Coon's missed opportunity
Certainly that awareness extends to the David Coon of the Green Party.
If the Greens are to make any headway in this campaign, their leader will have to convince those who are unalterably opposed to fracking to vote for a party that will not alter its position a few months from now.
He had his chance to make his case during the debate, but strangely enough, it wasn’t his focus.
I think I was one of many people who found the Green leader more eloquent on this issue of child poverty and the need to create opportunities through a better education system.
I guess Coon was demonstrating the fact that that the Greens are more than a one-issue party.
That may be true.

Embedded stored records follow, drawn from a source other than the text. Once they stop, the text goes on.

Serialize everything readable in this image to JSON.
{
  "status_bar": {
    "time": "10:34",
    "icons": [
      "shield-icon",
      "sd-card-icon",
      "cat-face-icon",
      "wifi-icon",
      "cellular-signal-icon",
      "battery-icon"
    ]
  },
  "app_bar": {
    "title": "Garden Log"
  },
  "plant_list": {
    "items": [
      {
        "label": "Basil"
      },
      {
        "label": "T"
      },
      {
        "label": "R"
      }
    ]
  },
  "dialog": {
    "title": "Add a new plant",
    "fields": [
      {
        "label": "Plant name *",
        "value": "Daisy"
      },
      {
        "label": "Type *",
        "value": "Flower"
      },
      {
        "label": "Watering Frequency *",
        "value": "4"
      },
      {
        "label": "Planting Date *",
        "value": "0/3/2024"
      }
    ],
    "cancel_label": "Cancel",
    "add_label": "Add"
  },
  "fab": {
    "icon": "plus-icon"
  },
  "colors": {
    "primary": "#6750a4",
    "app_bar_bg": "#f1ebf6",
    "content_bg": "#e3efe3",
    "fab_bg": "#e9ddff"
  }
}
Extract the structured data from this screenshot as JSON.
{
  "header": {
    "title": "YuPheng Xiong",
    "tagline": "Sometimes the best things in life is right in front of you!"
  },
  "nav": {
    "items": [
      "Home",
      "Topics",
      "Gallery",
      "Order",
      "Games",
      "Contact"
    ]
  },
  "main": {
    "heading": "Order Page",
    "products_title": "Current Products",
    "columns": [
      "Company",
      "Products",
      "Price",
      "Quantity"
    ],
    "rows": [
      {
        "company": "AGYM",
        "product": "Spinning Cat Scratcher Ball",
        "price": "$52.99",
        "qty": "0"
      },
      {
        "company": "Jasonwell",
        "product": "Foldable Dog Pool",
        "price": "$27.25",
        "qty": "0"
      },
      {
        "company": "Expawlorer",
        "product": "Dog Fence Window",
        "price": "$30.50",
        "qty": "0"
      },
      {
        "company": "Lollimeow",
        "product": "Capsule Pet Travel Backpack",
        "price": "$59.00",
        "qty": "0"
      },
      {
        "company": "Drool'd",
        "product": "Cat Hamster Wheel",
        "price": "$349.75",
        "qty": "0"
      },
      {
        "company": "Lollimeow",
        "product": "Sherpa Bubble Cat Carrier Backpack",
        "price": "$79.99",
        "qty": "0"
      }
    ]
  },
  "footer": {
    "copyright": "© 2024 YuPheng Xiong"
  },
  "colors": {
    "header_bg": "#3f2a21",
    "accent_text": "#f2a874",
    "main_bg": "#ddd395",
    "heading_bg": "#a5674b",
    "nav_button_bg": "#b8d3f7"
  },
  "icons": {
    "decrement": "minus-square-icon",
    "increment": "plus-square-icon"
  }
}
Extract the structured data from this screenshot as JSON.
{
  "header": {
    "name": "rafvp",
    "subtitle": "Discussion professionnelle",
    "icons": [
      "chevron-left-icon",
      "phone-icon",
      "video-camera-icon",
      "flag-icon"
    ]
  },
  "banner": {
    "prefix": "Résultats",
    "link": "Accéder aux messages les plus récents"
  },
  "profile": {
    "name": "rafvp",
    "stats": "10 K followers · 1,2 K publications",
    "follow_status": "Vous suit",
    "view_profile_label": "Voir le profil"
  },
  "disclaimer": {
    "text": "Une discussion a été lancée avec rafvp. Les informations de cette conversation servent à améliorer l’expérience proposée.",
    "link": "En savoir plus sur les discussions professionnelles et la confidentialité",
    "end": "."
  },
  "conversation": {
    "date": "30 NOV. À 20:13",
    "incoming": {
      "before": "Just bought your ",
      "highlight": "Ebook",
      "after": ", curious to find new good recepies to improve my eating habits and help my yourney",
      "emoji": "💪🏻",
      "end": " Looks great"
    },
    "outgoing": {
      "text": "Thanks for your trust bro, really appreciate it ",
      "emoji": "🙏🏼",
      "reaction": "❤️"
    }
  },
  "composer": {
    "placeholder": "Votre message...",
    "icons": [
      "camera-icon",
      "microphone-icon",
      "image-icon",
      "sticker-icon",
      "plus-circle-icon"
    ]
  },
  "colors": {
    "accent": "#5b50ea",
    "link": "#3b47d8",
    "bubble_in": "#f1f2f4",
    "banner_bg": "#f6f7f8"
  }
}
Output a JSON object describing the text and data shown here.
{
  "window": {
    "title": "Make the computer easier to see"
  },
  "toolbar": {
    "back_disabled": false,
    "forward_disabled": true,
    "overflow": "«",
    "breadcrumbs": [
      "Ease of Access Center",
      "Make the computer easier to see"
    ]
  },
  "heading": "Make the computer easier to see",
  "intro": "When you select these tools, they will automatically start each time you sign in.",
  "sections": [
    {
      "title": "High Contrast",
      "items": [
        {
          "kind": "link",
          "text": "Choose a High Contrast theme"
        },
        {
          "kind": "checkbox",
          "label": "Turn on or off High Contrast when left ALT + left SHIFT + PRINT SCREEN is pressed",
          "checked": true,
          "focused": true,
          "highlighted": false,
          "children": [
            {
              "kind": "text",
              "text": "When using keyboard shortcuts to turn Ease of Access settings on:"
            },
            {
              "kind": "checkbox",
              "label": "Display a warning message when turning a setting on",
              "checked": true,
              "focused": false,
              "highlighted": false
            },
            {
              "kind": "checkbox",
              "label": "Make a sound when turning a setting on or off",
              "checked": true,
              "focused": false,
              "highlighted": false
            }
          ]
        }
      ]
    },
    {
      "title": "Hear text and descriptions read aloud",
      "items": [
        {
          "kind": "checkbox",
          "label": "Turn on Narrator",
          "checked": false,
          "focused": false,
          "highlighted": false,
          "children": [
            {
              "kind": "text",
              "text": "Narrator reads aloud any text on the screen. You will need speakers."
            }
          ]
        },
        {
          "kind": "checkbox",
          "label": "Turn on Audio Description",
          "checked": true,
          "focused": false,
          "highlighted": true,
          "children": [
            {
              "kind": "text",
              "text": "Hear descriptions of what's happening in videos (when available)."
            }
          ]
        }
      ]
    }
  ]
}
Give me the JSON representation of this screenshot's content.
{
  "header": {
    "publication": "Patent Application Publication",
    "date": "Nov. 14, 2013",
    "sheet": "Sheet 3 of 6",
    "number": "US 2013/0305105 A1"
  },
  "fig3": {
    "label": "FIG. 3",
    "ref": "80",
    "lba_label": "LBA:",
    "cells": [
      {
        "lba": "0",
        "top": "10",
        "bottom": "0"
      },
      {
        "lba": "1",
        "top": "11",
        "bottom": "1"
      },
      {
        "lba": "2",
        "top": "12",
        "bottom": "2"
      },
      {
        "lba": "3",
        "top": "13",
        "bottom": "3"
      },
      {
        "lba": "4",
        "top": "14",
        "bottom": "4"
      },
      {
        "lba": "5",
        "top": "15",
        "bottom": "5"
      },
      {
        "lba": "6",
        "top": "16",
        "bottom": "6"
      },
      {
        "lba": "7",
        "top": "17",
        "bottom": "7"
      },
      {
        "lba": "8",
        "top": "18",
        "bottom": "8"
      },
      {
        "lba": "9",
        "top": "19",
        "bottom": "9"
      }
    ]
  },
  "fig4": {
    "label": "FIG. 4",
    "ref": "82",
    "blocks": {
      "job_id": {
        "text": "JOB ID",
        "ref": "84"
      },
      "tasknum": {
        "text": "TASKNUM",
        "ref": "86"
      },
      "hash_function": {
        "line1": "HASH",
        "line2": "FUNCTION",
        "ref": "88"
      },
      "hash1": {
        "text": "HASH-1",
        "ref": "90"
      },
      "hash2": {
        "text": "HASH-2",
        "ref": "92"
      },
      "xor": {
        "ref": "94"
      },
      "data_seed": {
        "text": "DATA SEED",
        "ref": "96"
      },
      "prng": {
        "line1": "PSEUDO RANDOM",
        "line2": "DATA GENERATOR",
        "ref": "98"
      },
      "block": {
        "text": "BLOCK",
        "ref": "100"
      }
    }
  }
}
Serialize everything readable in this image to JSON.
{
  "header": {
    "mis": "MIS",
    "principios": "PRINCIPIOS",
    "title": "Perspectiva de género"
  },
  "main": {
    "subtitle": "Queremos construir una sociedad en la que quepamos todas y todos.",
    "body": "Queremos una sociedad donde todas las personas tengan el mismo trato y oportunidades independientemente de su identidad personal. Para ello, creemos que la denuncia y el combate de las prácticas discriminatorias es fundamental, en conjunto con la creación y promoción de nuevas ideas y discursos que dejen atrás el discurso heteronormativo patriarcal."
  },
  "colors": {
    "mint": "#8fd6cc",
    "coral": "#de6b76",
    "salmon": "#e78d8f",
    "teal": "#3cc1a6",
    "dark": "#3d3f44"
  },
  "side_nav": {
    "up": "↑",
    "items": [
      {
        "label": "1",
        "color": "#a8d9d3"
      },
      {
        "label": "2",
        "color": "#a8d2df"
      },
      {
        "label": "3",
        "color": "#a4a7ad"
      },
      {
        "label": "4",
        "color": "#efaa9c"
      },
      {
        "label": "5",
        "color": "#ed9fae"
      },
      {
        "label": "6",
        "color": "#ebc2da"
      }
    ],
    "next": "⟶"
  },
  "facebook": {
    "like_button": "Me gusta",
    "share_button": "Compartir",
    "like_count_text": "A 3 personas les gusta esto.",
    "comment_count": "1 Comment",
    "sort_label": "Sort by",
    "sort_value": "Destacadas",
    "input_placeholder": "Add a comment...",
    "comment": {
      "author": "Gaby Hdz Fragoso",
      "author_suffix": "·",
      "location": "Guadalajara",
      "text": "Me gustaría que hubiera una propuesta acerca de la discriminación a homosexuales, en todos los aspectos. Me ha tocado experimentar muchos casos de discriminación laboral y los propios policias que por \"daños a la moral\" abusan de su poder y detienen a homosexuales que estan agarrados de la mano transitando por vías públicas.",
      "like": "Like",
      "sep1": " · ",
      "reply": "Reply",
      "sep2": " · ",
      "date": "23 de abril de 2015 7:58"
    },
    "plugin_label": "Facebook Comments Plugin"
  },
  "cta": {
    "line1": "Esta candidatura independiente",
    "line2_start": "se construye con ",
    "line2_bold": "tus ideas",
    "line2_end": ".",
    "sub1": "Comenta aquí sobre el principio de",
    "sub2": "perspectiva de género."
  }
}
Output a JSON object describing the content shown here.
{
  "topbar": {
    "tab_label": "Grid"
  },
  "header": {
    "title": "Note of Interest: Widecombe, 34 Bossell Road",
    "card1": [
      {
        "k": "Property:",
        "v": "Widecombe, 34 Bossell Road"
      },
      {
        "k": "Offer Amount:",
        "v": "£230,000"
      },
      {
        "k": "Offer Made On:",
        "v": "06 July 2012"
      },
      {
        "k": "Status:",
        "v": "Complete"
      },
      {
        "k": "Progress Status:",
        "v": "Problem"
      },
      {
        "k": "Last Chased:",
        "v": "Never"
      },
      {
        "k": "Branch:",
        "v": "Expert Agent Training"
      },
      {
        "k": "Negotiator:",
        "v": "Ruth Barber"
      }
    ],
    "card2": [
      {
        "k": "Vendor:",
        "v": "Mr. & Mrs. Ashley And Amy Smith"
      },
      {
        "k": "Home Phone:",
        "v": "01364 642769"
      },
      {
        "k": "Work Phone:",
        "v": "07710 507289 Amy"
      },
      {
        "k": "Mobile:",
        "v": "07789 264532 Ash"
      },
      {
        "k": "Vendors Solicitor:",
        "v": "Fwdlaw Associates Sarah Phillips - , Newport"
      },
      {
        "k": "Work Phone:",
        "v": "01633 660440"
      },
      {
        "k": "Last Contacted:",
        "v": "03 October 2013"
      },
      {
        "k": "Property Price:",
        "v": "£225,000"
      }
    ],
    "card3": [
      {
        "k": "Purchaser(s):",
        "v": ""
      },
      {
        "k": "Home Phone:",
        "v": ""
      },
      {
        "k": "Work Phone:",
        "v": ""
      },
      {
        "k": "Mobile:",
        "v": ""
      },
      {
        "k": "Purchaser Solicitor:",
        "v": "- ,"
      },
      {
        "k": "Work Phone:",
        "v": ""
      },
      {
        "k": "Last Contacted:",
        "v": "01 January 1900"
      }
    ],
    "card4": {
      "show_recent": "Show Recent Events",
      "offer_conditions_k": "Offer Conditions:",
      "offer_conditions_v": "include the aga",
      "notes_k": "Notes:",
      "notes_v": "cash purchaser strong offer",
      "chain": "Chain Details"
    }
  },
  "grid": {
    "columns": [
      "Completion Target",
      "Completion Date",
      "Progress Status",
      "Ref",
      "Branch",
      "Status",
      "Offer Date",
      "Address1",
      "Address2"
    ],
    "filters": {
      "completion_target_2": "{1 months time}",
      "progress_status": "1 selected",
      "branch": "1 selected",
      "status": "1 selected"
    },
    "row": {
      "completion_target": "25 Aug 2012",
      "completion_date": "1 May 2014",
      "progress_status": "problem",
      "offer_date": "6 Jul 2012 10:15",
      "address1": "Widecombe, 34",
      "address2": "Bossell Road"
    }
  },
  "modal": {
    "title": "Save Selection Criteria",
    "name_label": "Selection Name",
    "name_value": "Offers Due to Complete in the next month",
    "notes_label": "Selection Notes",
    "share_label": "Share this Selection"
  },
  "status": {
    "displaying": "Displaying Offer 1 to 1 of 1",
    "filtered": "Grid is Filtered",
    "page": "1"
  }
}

But how many people will be voting Green for the party’s anti-poverty and education platform?
To wrap up the week – after watching the debate, it occurred to me again what a strange election campaign this is.
I didn’t take a poll, but there was no consensus among the people I talked to about a winner or the loser.
David Alward and Brian Gallant performed as I expected they would, with lots of message track quotes and predictable answers.
The only ones who seemed to be thinking and talking and expressing new ideas were the leaders with the least chance of forming the next government.
My opinion: The NDP’s Dominic Cardy won the debate. David Coon was good. Even Kris Austin of the People’s Alliance scored a point or two.
And all three would be lucky just to win their own ridings. Isn’t that odd?